Halaman Sembilan

verlit ivana
Chapter #11

Tembok Bicara

Adzan maghrib berkumandang tepat ketika Vespa pink Sinar tiba di depan rumah bergaya mediterania yang didominasi warna cokelat muda.

"Makasih banyak ya Sin. Maaf banget gue ngerepotin," ucap Riang tulus setelah menuruni motor, seraya menyerahkan helm.

Sinar mematikan mesin Vespa yang terdengar berisik karena suasana di sana cukup sunyi, nyaris tak ada suara selain adzan maghrib yang membuatnya tercenung sejenak,

"Iya, sama-sama. Jangan kebanyakan bengong, takut kesurupan. Yaudah gua langsung pulang, ya," pamit Sinar lalu memutar balik kendaraannya setelah mereka bertukar salam.

Selepas kepergian Sinar, Riang beranjak menuju pintu masuk yang dihiasi ornamen lengkung. Mengingat keberadaan ibundanya di rumah, gadis itu mengatur napas sejenak sebelum akhirnya masuk dan mengucap salam. Benar saja, ibun sudah menyambutnya di ruang tamu. Seusai membalas salam Riang, wanita itu langsung mengomel,

"Bagus! Abis ngapain Kamu pulang sama cowok? Mana susah banget dihubungin dari tadi."

"Habis sewa buku, yang anter aku itu tadi temen sekelas, tempat penyewaannya punya dia. Hape aku lowbat Bun. Ada apa emangnya?" Riang berusaha memberi informasi lengkap dengan nada serta ekspresi datar.

Berdasarkan pengalaman, cara ini cukup ampuh untuk tidak memperpanjang omelan ibundanya. Dalam hati ia meruntuki kealpaannya untuk mengisi daya ponsel di rental tadi.

"Mau minta pilih wallpaper buat kamar, tadinya ibun mau pesan hari ini. Tapi Kamu gak bales-bales, yasudah besok saja. Mandi sana, shalat maghrib!" titah Ibun akhirnya.

Riang sempat hendak menanyakan soal temuannya di Jenak Hening, namun melihat ibunya itu sedang bad mood, ia pun urung bertanya dan memilih naik ke lantai atas untuk membersihkan diri.

Gue akan cari waktu buat nanya, kenapa bisa terukir inisial gue di dalam Jenak Hening.
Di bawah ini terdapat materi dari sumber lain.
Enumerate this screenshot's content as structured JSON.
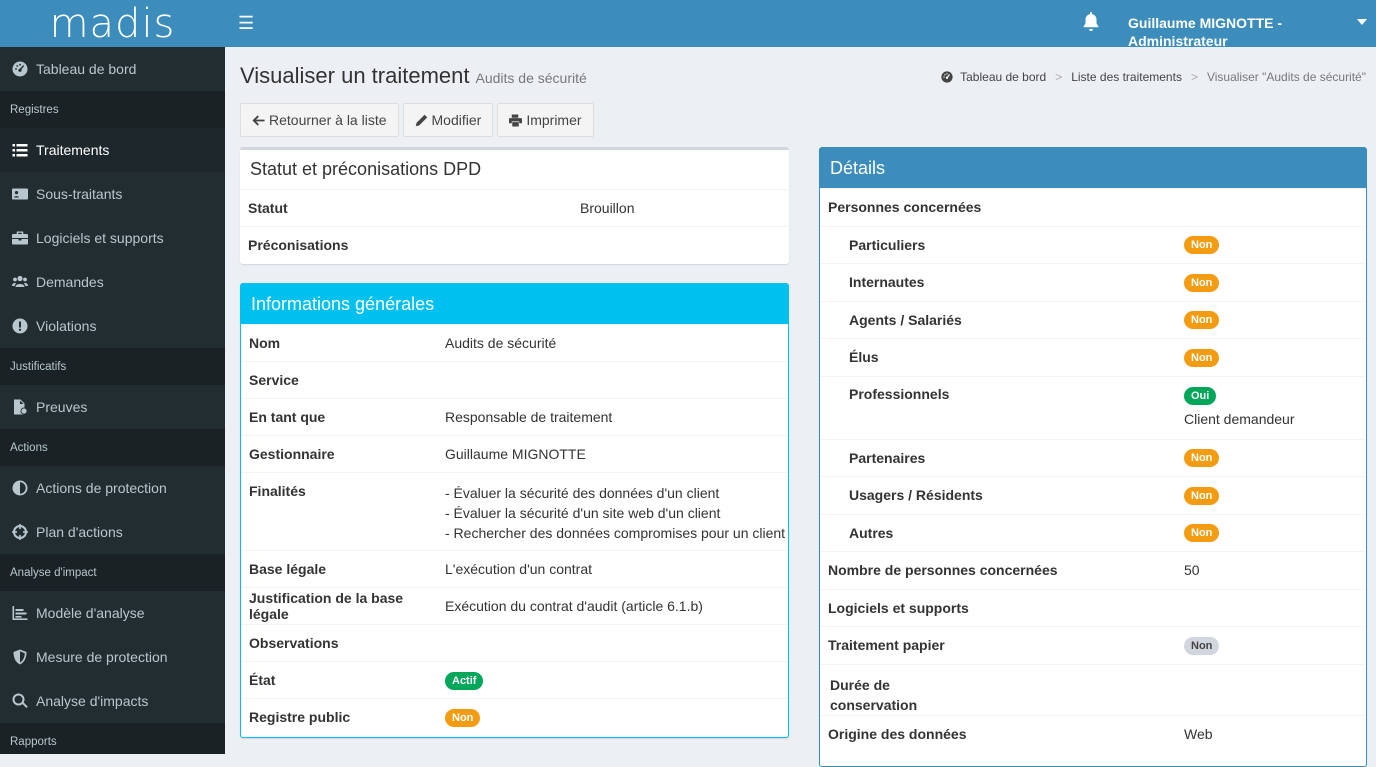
{
  "topbar": {
    "logo_text": "madis",
    "user_label": "Guillaume MIGNOTTE - Administrateur"
  },
  "sidebar": {
    "items": [
      {
        "type": "item",
        "label": "Tableau de bord",
        "icon": "dashboard-icon"
      },
      {
        "type": "header",
        "label": "Registres"
      },
      {
        "type": "item",
        "label": "Traitements",
        "icon": "list-icon",
        "active": true
      },
      {
        "type": "item",
        "label": "Sous-traitants",
        "icon": "id-card-icon"
      },
      {
        "type": "item",
        "label": "Logiciels et supports",
        "icon": "briefcase-icon"
      },
      {
        "type": "item",
        "label": "Demandes",
        "icon": "users-icon"
      },
      {
        "type": "item",
        "label": "Violations",
        "icon": "exclamation-circle-icon"
      },
      {
        "type": "header",
        "label": "Justificatifs"
      },
      {
        "type": "item",
        "label": "Preuves",
        "icon": "file-icon"
      },
      {
        "type": "header",
        "label": "Actions"
      },
      {
        "type": "item",
        "label": "Actions de protection",
        "icon": "adjust-icon"
      },
      {
        "type": "item",
        "label": "Plan d'actions",
        "icon": "crosshairs-icon"
      },
      {
        "type": "header",
        "label": "Analyse d'impact"
      },
      {
        "type": "item",
        "label": "Modèle d'analyse",
        "icon": "chart-icon"
      },
      {
        "type": "item",
        "label": "Mesure de protection",
        "icon": "shield-icon"
      },
      {
        "type": "item",
        "label": "Analyse d'impacts",
        "icon": "search-icon"
      },
      {
        "type": "header",
        "label": "Rapports"
      }
    ]
  },
  "page": {
    "title": "Visualiser un traitement",
    "subtitle": "Audits de sécurité"
  },
  "breadcrumb": {
    "home": "Tableau de bord",
    "list": "Liste des traitements",
    "current": "Visualiser \"Audits de sécurité\""
  },
  "actions": {
    "back": "Retourner à la liste",
    "edit": "Modifier",
    "print": "Imprimer"
  },
  "status_box": {
    "title": "Statut et préconisations DPD",
    "rows": [
      {
        "label": "Statut",
        "value": "Brouillon"
      },
      {
        "label": "Préconisations",
        "value": ""
      }
    ]
  },
  "general_box": {
    "title": "Informations générales",
    "rows": [
      {
        "label": "Nom",
        "lines": [
          "Audits de sécurité"
        ]
      },
      {
        "label": "Service",
        "lines": []
      },
      {
        "label": "En tant que",
        "lines": [
          "Responsable de traitement"
        ]
      },
      {
        "label": "Gestionnaire",
        "lines": [
          "Guillaume MIGNOTTE"
        ]
      },
      {
        "label": "Finalités",
        "lines": [
          "- Évaluer la sécurité des données d'un client",
          "- Évaluer la sécurité d'un site web d'un client",
          "- Rechercher des données compromises pour un client"
        ]
      },
      {
        "label": "Base légale",
        "lines": [
          "L'exécution d'un contrat"
        ]
      },
      {
        "label": "Justification de la base légale",
        "lines": [
          "Exécution du contrat d'audit (article 6.1.b)"
        ]
      },
      {
        "label": "Observations",
        "lines": []
      },
      {
        "label": "État",
        "badge": "Actif",
        "badge_color": "#00a65a"
      },
      {
        "label": "Registre public",
        "badge": "Non",
        "badge_color": "#f39c12"
      }
    ]
  },
  "details_box": {
    "title": "Détails",
    "rows": [
      {
        "label": "Personnes concernées",
        "indent": false
      },
      {
        "label": "Particuliers",
        "indent": true,
        "badge": "Non",
        "badge_color": "#f39c12"
      },
      {
        "label": "Internautes",
        "indent": true,
        "badge": "Non",
        "badge_color": "#f39c12"
      },
      {
        "label": "Agents / Salariés",
        "indent": true,
        "badge": "Non",
        "badge_color": "#f39c12"
      },
      {
        "label": "Élus",
        "indent": true,
        "badge": "Non",
        "badge_color": "#f39c12"
      },
      {
        "label": "Professionnels",
        "indent": true,
        "badge": "Oui",
        "badge_color": "#00a65a",
        "note": "Client demandeur"
      },
      {
        "label": "Partenaires",
        "indent": true,
        "badge": "Non",
        "badge_color": "#f39c12"
      },
      {
        "label": "Usagers / Résidents",
        "indent": true,
        "badge": "Non",
        "badge_color": "#f39c12"
      },
      {
        "label": "Autres",
        "indent": true,
        "badge": "Non",
        "badge_color": "#f39c12"
      },
      {
        "label": "Nombre de personnes concernées",
        "indent": false,
        "value": "50"
      },
      {
        "label": "Logiciels et supports",
        "indent": false
      },
      {
        "label": "Traitement papier",
        "indent": false,
        "badge": "Non",
        "badge_color": "#d2d6de"
      },
      {
        "label": "Durée de\nconservation",
        "indent": false,
        "wrap": true
      },
      {
        "label": "Origine des données",
        "indent": false,
        "value": "Web"
      }
    ]
  }
}
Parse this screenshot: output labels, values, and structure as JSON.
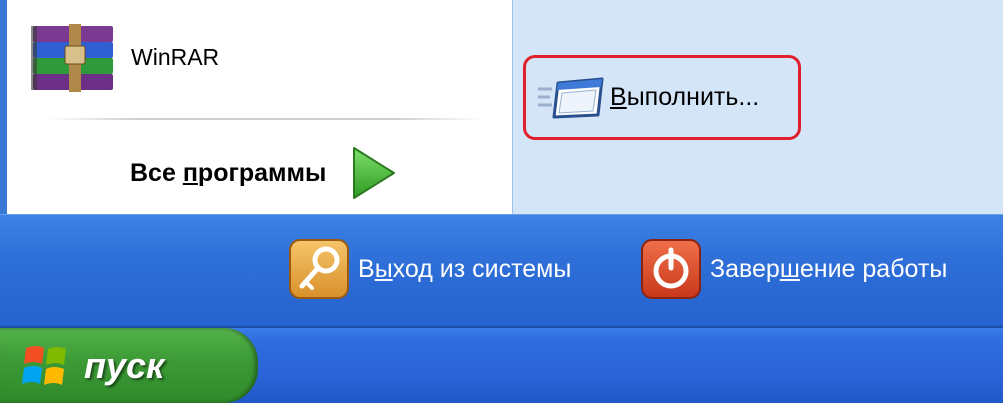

Padahal gue kan baru pertama kali ke sana.

Seusai shalat maghrib bersama ibundanya, Riang masuk ke dalam kamar, gorden yang sudah tertutup rapat membuat gadis itu lega. Mengingat tadi sempat berada dalam jarak dekat dengan Novelavender, Riang bergidik. Astaghfirullah. Ketriger apa gue sebenernya?

Riang baru saja hendak mencari coretan masa kecilnya di kamar untuk melupakan rasa tidak nyaman dalam benaknya, tapi melihat keseluruhan dinding kamar yang dicat biru muda, menepis harapan gadis itu. Diambilnya marker hitam, berencana membuat lagi coretan masa kecilnya di sana.

Kata ibun gue coret-coretnya di bawah jendela. Apa di sini ya? Ah ga jadi deh, nanti dimarahin kalau kotor. Ibun kan rada OCD.

Riang pun duduk di kursi belajar, mendengarkan keriuhan dalam kepalanya. Tanpa sadar, ia membuat sketsa berbentuk manusia-manusia tanpa wajah di atas meja.

***

Aki dan Sinar berjalan beriringan dalam cahaya remang. Mereka berdua baru pulang dari masjid kampung. Udara malam yang sejuk, membuat suasana hati menjadi nyaman meski jalan yang mereka tapaki tidak rata dan hanya diterangi lampu jalan seadanya.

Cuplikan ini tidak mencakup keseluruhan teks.